Это вопрос именно монтажа, да?
— Да. Ленин, если вы помните, говорил о том, что кино — главная форма искусства. Но вы также должны помнить, что большинство населения в вашей части мира не умело читать и писать.
"Я абсолютно искренне верю в то, что нужно верить в произведение, а не в его автора"
То есть тот фильм — это не политическое заявление, а игра при помощи средств определенной организации коммуникации?
— Конечно. Притом что та история очень борхесовская, она и очень английская. Ведь вы знаете, что все игры придумали англичане, по крайней мере те, в которые стоит играть. Они играют в них уже не так хорошо, как прежде, но изобрели их именно они. Кроме гольфа, который изобрели шотландцы. Мы, англичане, очень любим играть в игры.
Успеть доиграть до конца света
И с кем ваши фильмы играют в игры?
— С вами! Если вы посмотрите "Контракт рисовальщика", то это игра в убийство и смерть. Если вы посмотрите "Отсчет утопленников", то это наша игра со смертью и то, как ее можно организовать. Если мы вернемся к известному выражению Маршалла Маклюэна "средство информации является сообщением", именно вовлечение в процесс игры в данном случае — источник большого удовлетворения. Вот вы в вашей стране относитесь к себе серьезно?
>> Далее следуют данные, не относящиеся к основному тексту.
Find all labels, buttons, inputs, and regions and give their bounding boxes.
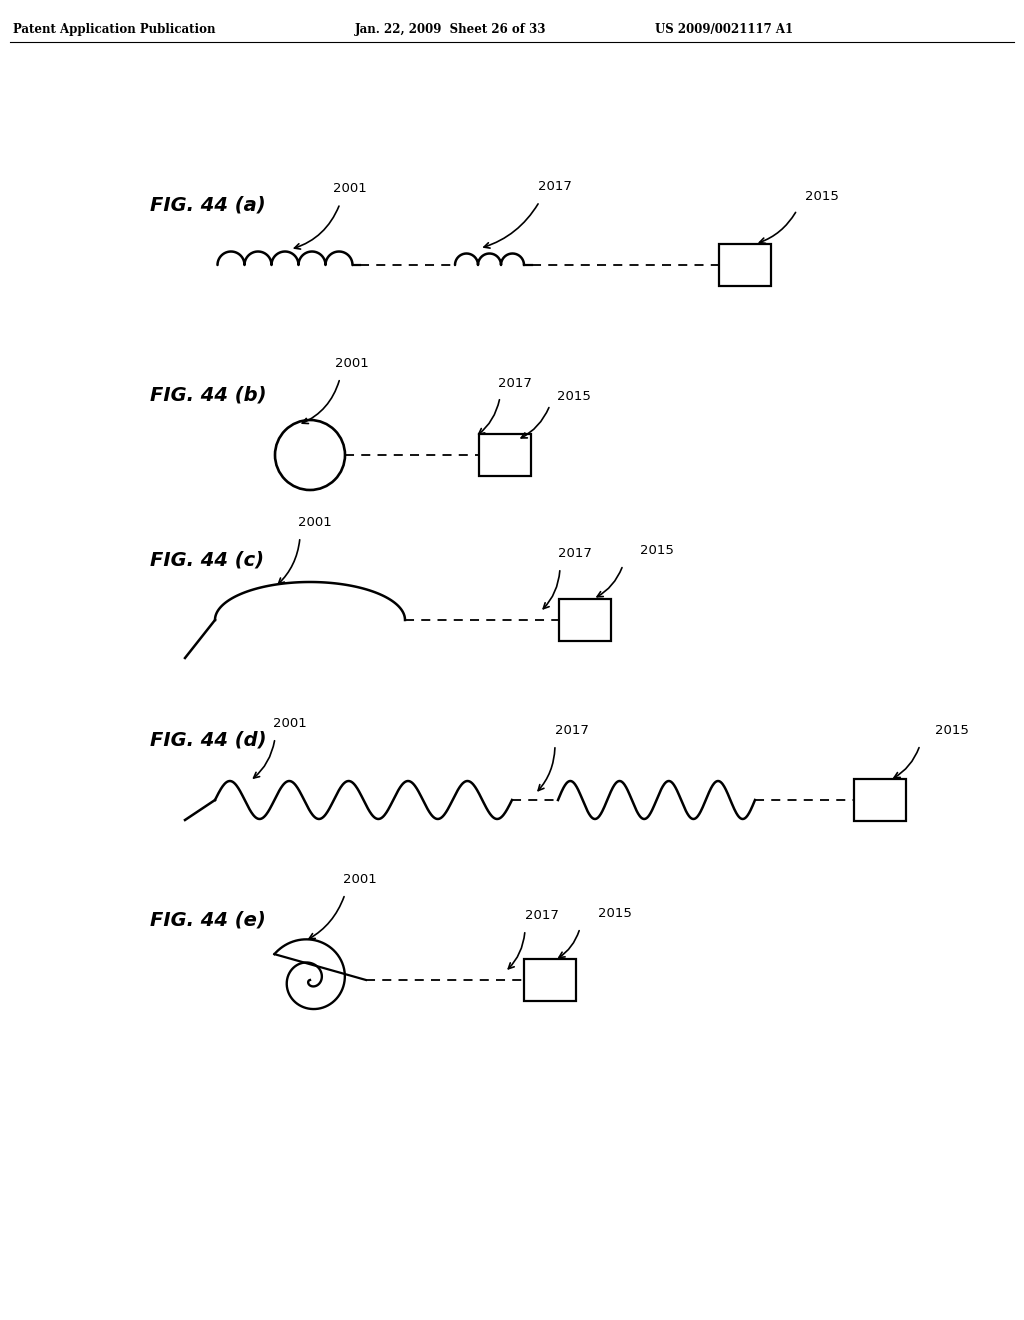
Bar	[559, 599, 611, 642]
Text: 2001: 2001	[298, 516, 332, 529]
Text: Jan. 22, 2009  Sheet 26 of 33: Jan. 22, 2009 Sheet 26 of 33	[355, 22, 547, 36]
Text: 2001: 2001	[273, 717, 307, 730]
Text: 2001: 2001	[333, 182, 367, 195]
Text: 2017: 2017	[555, 723, 589, 737]
Bar	[719, 244, 771, 286]
Text: US 2009/0021117 A1: US 2009/0021117 A1	[655, 22, 794, 36]
Text: Patent Application Publication: Patent Application Publication	[13, 22, 215, 36]
Text: 2015: 2015	[935, 723, 969, 737]
Text: 2015: 2015	[805, 190, 839, 203]
Text: 2001: 2001	[343, 873, 377, 886]
Text: 2015: 2015	[598, 907, 632, 920]
Bar	[479, 434, 531, 477]
Text: FIG. 44 (e): FIG. 44 (e)	[150, 911, 266, 929]
Text: 2017: 2017	[538, 181, 571, 194]
Text: 2017: 2017	[525, 909, 559, 921]
Text: FIG. 44 (a): FIG. 44 (a)	[150, 195, 265, 214]
Bar	[524, 960, 575, 1001]
Text: 2015: 2015	[640, 544, 674, 557]
Text: 2015: 2015	[557, 389, 591, 403]
Bar	[854, 779, 906, 821]
Text: 2017: 2017	[558, 546, 592, 560]
Text: FIG. 44 (c): FIG. 44 (c)	[150, 550, 264, 569]
Text: FIG. 44 (b): FIG. 44 (b)	[150, 385, 266, 404]
Text: 2017: 2017	[498, 378, 531, 389]
Text: FIG. 44 (d): FIG. 44 (d)	[150, 730, 266, 750]
Text: 2001: 2001	[335, 356, 369, 370]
Думаю, что да. Англичане — нет. Думаю, первым английским интеллектуалом, заявившим, что в жизни нет вообще никакого смысла, был Чарльз Дарвин. И мы должны были изобрести новые смыслы, чтобы просто не покончить с собой после завтрака.
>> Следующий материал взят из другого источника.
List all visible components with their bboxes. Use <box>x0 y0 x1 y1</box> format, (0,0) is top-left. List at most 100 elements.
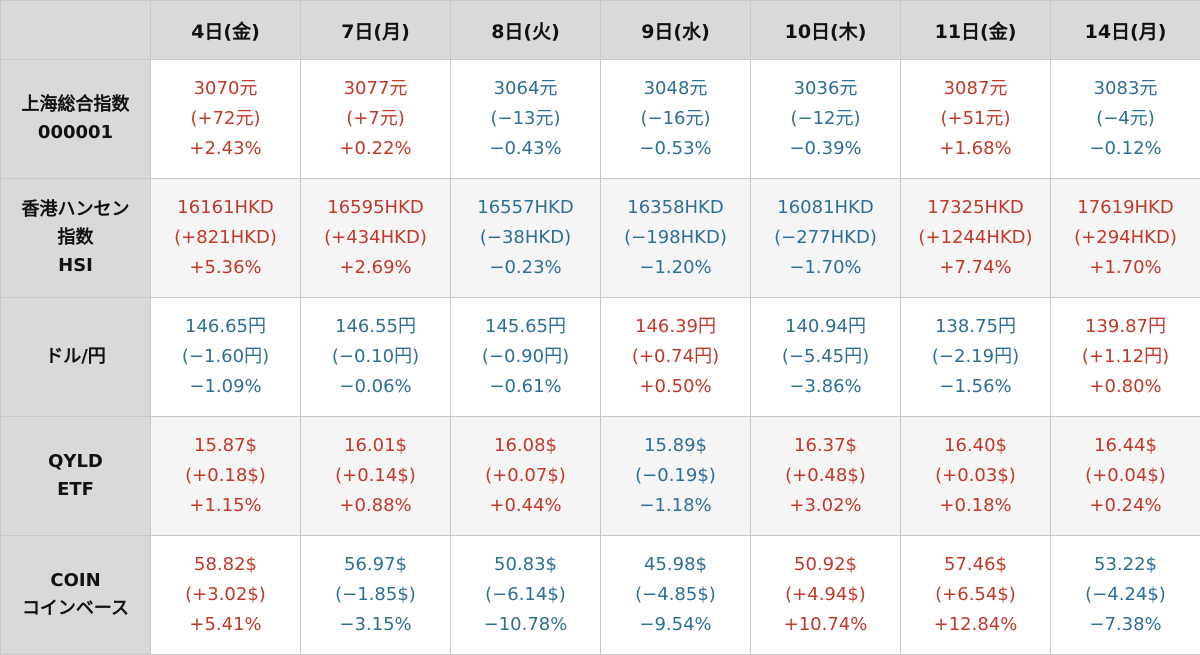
data-cell: 3083元(−4元)−0.12% <box>1051 60 1200 179</box>
data-cell: 3077元(+7元)+0.22% <box>301 60 451 179</box>
cell-price: 45.98$ <box>601 550 750 580</box>
data-cell: 3070元(+72元)+2.43% <box>151 60 301 179</box>
cell-price: 57.46$ <box>901 550 1050 580</box>
cell-change: (−16元) <box>601 104 750 134</box>
cell-pct: −0.43% <box>451 134 600 164</box>
cell-price: 146.55円 <box>301 312 450 342</box>
cell-change: (+4.94$) <box>751 580 900 610</box>
data-cell: 58.82$(+3.02$)+5.41% <box>151 536 301 655</box>
data-cell: 146.39円(+0.74円)+0.50% <box>601 298 751 417</box>
cell-price: 17325HKD <box>901 193 1050 223</box>
cell-price: 56.97$ <box>301 550 450 580</box>
cell-pct: −0.06% <box>301 372 450 402</box>
cell-change: (−1.85$) <box>301 580 450 610</box>
data-cell: 138.75円(−2.19円)−1.56% <box>901 298 1051 417</box>
cell-pct: −1.09% <box>151 372 300 402</box>
data-cell: 3036元(−12元)−0.39% <box>751 60 901 179</box>
cell-price: 3064元 <box>451 74 600 104</box>
cell-change: (+51元) <box>901 104 1050 134</box>
cell-change: (−198HKD) <box>601 223 750 253</box>
cell-price: 16.08$ <box>451 431 600 461</box>
cell-price: 50.83$ <box>451 550 600 580</box>
data-cell: 140.94円(−5.45円)−3.86% <box>751 298 901 417</box>
cell-pct: −3.86% <box>751 372 900 402</box>
cell-pct: +0.80% <box>1051 372 1200 402</box>
cell-pct: −1.56% <box>901 372 1050 402</box>
row-label: ドル/円 <box>1 298 151 417</box>
row-label-line: QYLD <box>1 448 150 476</box>
cell-price: 17619HKD <box>1051 193 1200 223</box>
cell-change: (−4.85$) <box>601 580 750 610</box>
data-cell: 16595HKD(+434HKD)+2.69% <box>301 179 451 298</box>
cell-price: 50.92$ <box>751 550 900 580</box>
cell-price: 3036元 <box>751 74 900 104</box>
data-cell: 45.98$(−4.85$)−9.54% <box>601 536 751 655</box>
cell-pct: +0.44% <box>451 491 600 521</box>
cell-change: (+294HKD) <box>1051 223 1200 253</box>
data-cell: 17325HKD(+1244HKD)+7.74% <box>901 179 1051 298</box>
data-cell: 16.40$(+0.03$)+0.18% <box>901 417 1051 536</box>
cell-price: 58.82$ <box>151 550 300 580</box>
cell-change: (+0.07$) <box>451 461 600 491</box>
cell-price: 16595HKD <box>301 193 450 223</box>
data-cell: 53.22$(−4.24$)−7.38% <box>1051 536 1200 655</box>
cell-pct: +10.74% <box>751 610 900 640</box>
data-cell: 50.92$(+4.94$)+10.74% <box>751 536 901 655</box>
row-label-line: 上海総合指数 <box>1 91 150 119</box>
cell-price: 16161HKD <box>151 193 300 223</box>
cell-change: (+0.18$) <box>151 461 300 491</box>
cell-pct: −1.70% <box>751 253 900 283</box>
cell-pct: +0.24% <box>1051 491 1200 521</box>
cell-pct: −9.54% <box>601 610 750 640</box>
data-cell: 16161HKD(+821HKD)+5.36% <box>151 179 301 298</box>
row-label-line: 000001 <box>1 119 150 147</box>
cell-price: 3087元 <box>901 74 1050 104</box>
cell-change: (+1244HKD) <box>901 223 1050 253</box>
data-cell: 16557HKD(−38HKD)−0.23% <box>451 179 601 298</box>
cell-change: (−0.10円) <box>301 342 450 372</box>
data-cell: 50.83$(−6.14$)−10.78% <box>451 536 601 655</box>
cell-pct: +1.68% <box>901 134 1050 164</box>
cell-price: 16.01$ <box>301 431 450 461</box>
row-label-line: ETF <box>1 476 150 504</box>
data-cell: 16.37$(+0.48$)+3.02% <box>751 417 901 536</box>
cell-change: (−6.14$) <box>451 580 600 610</box>
cell-price: 15.89$ <box>601 431 750 461</box>
cell-price: 140.94円 <box>751 312 900 342</box>
cell-pct: −3.15% <box>301 610 450 640</box>
table-header: 4日(金) 7日(月) 8日(火) 9日(水) 10日(木) 11日(金) 14… <box>1 1 1200 60</box>
cell-change: (+72元) <box>151 104 300 134</box>
cell-change: (−0.19$) <box>601 461 750 491</box>
cell-price: 16.44$ <box>1051 431 1200 461</box>
cell-pct: +3.02% <box>751 491 900 521</box>
cell-change: (−4元) <box>1051 104 1200 134</box>
cell-change: (−12元) <box>751 104 900 134</box>
data-cell: 17619HKD(+294HKD)+1.70% <box>1051 179 1200 298</box>
column-header: 7日(月) <box>301 1 451 60</box>
cell-price: 3070元 <box>151 74 300 104</box>
cell-pct: −1.18% <box>601 491 750 521</box>
cell-price: 16.40$ <box>901 431 1050 461</box>
cell-pct: +1.15% <box>151 491 300 521</box>
cell-price: 3083元 <box>1051 74 1200 104</box>
cell-pct: +2.43% <box>151 134 300 164</box>
data-cell: 3064元(−13元)−0.43% <box>451 60 601 179</box>
cell-change: (+0.48$) <box>751 461 900 491</box>
row-label-line: 指数 <box>1 224 150 252</box>
data-cell: 16.44$(+0.04$)+0.24% <box>1051 417 1200 536</box>
data-cell: 145.65円(−0.90円)−0.61% <box>451 298 601 417</box>
data-cell: 57.46$(+6.54$)+12.84% <box>901 536 1051 655</box>
cell-price: 139.87円 <box>1051 312 1200 342</box>
header-row: 4日(金) 7日(月) 8日(火) 9日(水) 10日(木) 11日(金) 14… <box>1 1 1200 60</box>
cell-change: (−5.45円) <box>751 342 900 372</box>
cell-change: (+0.14$) <box>301 461 450 491</box>
cell-pct: −7.38% <box>1051 610 1200 640</box>
data-cell: 16358HKD(−198HKD)−1.20% <box>601 179 751 298</box>
corner-cell <box>1 1 151 60</box>
cell-price: 3048元 <box>601 74 750 104</box>
data-cell: 3087元(+51元)+1.68% <box>901 60 1051 179</box>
Отсутствие смысла не повод кончать жизнь самоубийством. Потому что зачем делать то, что можно не делать?
— Я бы лично согласился с этим. Зачем это делать сегодня, когда это можно сделать завтра? Но в то же время, согласно многим прогнозам, у нас осталось 12 лет до тех пор, когда политически и климатически мы достигнем точки, после которой уже не сможем восстановиться. Поэтому если у вас есть важные незаконченные дела, то их лучше не откладывать. У меня четверо детей, которым я бы хотел помочь найти место в этом мире. У меня около 20 фильмов, сценарии которых готовы и ждут финансирования. У меня целая группа картин, которые я бы хотел закончить, и много чего недописанного, что я хотел бы завершить. И пока у меня есть способности, возможности и энергия, а также если мне повезет, то я хотел бы закончить то, что я еще не завершил.
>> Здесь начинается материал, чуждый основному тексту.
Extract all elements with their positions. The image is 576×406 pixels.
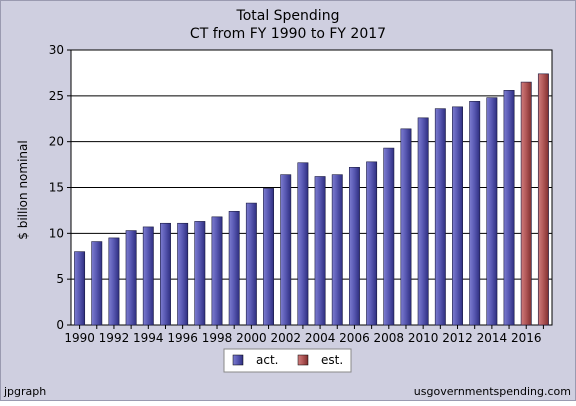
chart-subtitle: CT from FY 1990 to FY 2017	[190, 26, 386, 42]
bar-2014	[486, 97, 498, 326]
x-tick-label: 2010	[408, 331, 439, 345]
bar-2005	[331, 174, 343, 326]
legend-box	[223, 348, 352, 373]
bar-2004	[314, 176, 326, 326]
x-tick-label: 2012	[442, 331, 473, 345]
chart-title: Total Spending	[236, 8, 340, 24]
y-tick-label: 25	[49, 89, 64, 103]
y-tick-label: 0	[56, 318, 64, 332]
bar-2015	[503, 90, 515, 326]
bar-2000	[245, 202, 257, 326]
bars	[74, 73, 549, 326]
y-tick-label: 30	[49, 43, 64, 57]
y-tick-label: 20	[49, 135, 64, 149]
bar-2012	[452, 106, 463, 326]
bar-2001	[263, 188, 275, 326]
bar-1998	[211, 216, 223, 326]
bar-2016	[520, 81, 532, 326]
legend: act. est.	[223, 348, 352, 373]
bar-1990	[74, 251, 86, 326]
y-tick-label: 10	[49, 226, 64, 240]
bar-2002	[280, 174, 292, 326]
bar-2013	[469, 101, 481, 326]
footer-credit-right: usgovernmentspending.com	[414, 385, 571, 398]
bar-1995	[160, 222, 171, 326]
x-tick-label: 1990	[64, 331, 95, 345]
footer-credit-left: jpgraph	[3, 385, 46, 398]
y-axis-label: $ billion nominal	[16, 140, 30, 239]
x-axis-ticks: 1990 1992 1994 1996 1998 2000 2002 2004 2006 2008…	[64, 325, 544, 345]
x-tick-label: 2002	[270, 331, 301, 345]
x-tick-label: 1994	[133, 331, 164, 345]
x-tick-label: 2006	[339, 331, 370, 345]
bar-2003	[297, 162, 309, 326]
legend-label-est: est.	[321, 353, 343, 367]
x-tick-label: 2016	[511, 331, 542, 345]
bar-1997	[194, 221, 206, 326]
bar-2011	[434, 108, 446, 326]
bar-2010	[417, 117, 429, 326]
x-tick-label: 1992	[99, 331, 130, 345]
y-axis-ticks: 0 5 10 15 20 25 30	[49, 43, 71, 332]
y-tick-label: 5	[56, 272, 64, 286]
y-tick-label: 15	[49, 181, 64, 195]
x-tick-label: 2014	[477, 331, 508, 345]
x-tick-label: 2000	[236, 331, 267, 345]
bar-1996	[177, 222, 189, 326]
bar-1994	[142, 226, 154, 326]
legend-swatch-act	[232, 354, 244, 366]
bar-2007	[366, 161, 378, 326]
x-tick-label: 1998	[202, 331, 233, 345]
bar-1991	[91, 241, 103, 326]
bar-2006	[348, 167, 360, 326]
bar-1992	[108, 237, 120, 326]
bar-1999	[228, 211, 240, 326]
x-tick-label: 1996	[167, 331, 198, 345]
x-tick-label: 2004	[305, 331, 336, 345]
bar-1993	[125, 230, 137, 326]
bar-2008	[383, 147, 395, 326]
bar-2009	[400, 128, 412, 326]
legend-label-act: act.	[256, 353, 278, 367]
legend-swatch-est	[297, 354, 309, 366]
x-tick-label: 2008	[374, 331, 405, 345]
bar-2017	[537, 73, 549, 326]
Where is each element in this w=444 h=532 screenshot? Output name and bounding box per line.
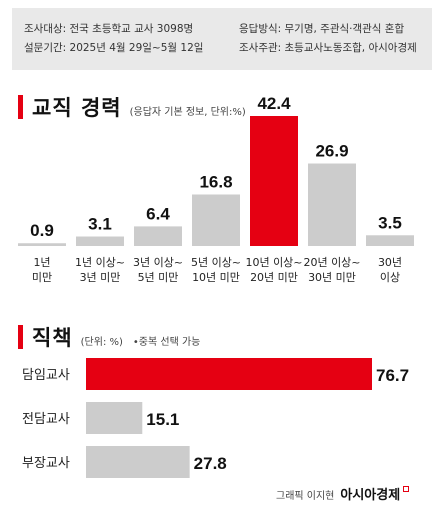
career-category-label: 30년 미만 [308, 271, 356, 284]
career-category-label: 3년 미만 [80, 271, 121, 284]
career-category-label: 이상 [380, 271, 400, 284]
career-section-title: 교직 경력 (응답자 기본 정보, 단위:%) [18, 92, 246, 122]
career-bar [308, 163, 356, 246]
career-category-label: 1년 이상~ [75, 256, 125, 269]
credit: 그래픽 이지현 아시아경제 [276, 484, 410, 503]
career-value-label: 3.5 [378, 213, 402, 232]
survey-period: 설문기간: 2025년 4월 29일~5월 12일 [24, 42, 204, 54]
career-category-label: 10년 미만 [192, 271, 240, 284]
duty-bar [86, 446, 190, 478]
career-value-label: 26.9 [315, 142, 348, 161]
career-bar [192, 194, 240, 246]
career-category-label: 10년 이상~ [245, 256, 302, 269]
duty-value-label: 27.8 [194, 454, 227, 473]
survey-row-2: 설문기간: 2025년 4월 29일~5월 12일 조사주관: 초등교사노동조합… [24, 39, 432, 58]
credit-graphic: 그래픽 이지현 [276, 491, 335, 502]
career-bar [18, 243, 66, 246]
career-category-label: 1년 [33, 256, 50, 269]
duty-bar [86, 358, 372, 390]
career-category-label: 30년 [378, 256, 402, 269]
survey-method: 응답방식: 무기명, 주관식·객관식 혼합 [239, 23, 405, 35]
duty-title-accent [18, 325, 23, 349]
duty-value-label: 15.1 [146, 410, 179, 429]
career-category-label: 20년 미만 [250, 271, 298, 284]
career-title-note: (응답자 기본 정보, 단위:%) [129, 107, 246, 118]
career-title-accent [18, 95, 23, 119]
brand-mark-icon [403, 486, 410, 492]
duty-title: 직책 [32, 326, 73, 350]
career-bar [250, 116, 298, 246]
career-category-label: 3년 이상~ [133, 256, 183, 269]
credit-brand: 아시아경제 [340, 488, 401, 503]
survey-row-1: 조사대상: 전국 초등학교 교사 3098명 응답방식: 무기명, 주관식·객관… [24, 20, 432, 39]
career-bar [134, 226, 182, 246]
career-bar [366, 235, 414, 246]
career-value-label: 16.8 [199, 172, 232, 191]
career-value-label: 3.1 [88, 214, 112, 233]
career-bar [76, 236, 124, 246]
career-value-label: 0.9 [30, 221, 54, 240]
duty-category-label: 담임교사 [22, 368, 70, 383]
duty-category-label: 전담교사 [22, 412, 70, 427]
duty-title-note2: •중복 선택 가능 [132, 337, 201, 348]
survey-info-box: 조사대상: 전국 초등학교 교사 3098명 응답방식: 무기명, 주관식·객관… [12, 8, 432, 70]
duty-category-label: 부장교사 [22, 456, 70, 471]
career-value-label: 42.4 [257, 94, 291, 113]
duty-bar [86, 402, 143, 434]
duty-value-label: 76.7 [376, 366, 409, 385]
career-category-label: 미만 [32, 271, 52, 284]
career-value-label: 6.4 [146, 204, 170, 223]
survey-target: 조사대상: 전국 초등학교 교사 3098명 [24, 23, 194, 35]
career-category-label: 5년 미만 [138, 271, 179, 284]
survey-host: 조사주관: 초등교사노동조합, 아시아경제 [239, 42, 417, 54]
career-category-label: 20년 이상~ [303, 256, 360, 269]
career-category-label: 5년 이상~ [191, 256, 241, 269]
duty-section-title: 직책 (단위: %) •중복 선택 가능 [18, 322, 200, 352]
career-title: 교직 경력 [32, 96, 122, 120]
duty-title-note: (단위: %) [80, 337, 123, 348]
Но зачем делать все это, если жизнь бессмысленна?
— Потому что я хочу развлекать себя. Мир — чрезвычайно увлекательное место, и мне очень не хочется скучать в нем. Думаю, что наша цивилизация состоялась, но это очень неравное и несправедливое место. Большинству людей выпал нелучший расклад. Для меня все сложилось исключительно удачным образом, и я хочу вернуть этому миру что-нибудь в благодарность за то, что он со мной так обошелся. Я получил огромное удовольствие от достижений этого мира и хотел бы добавить что-нибудь к ним.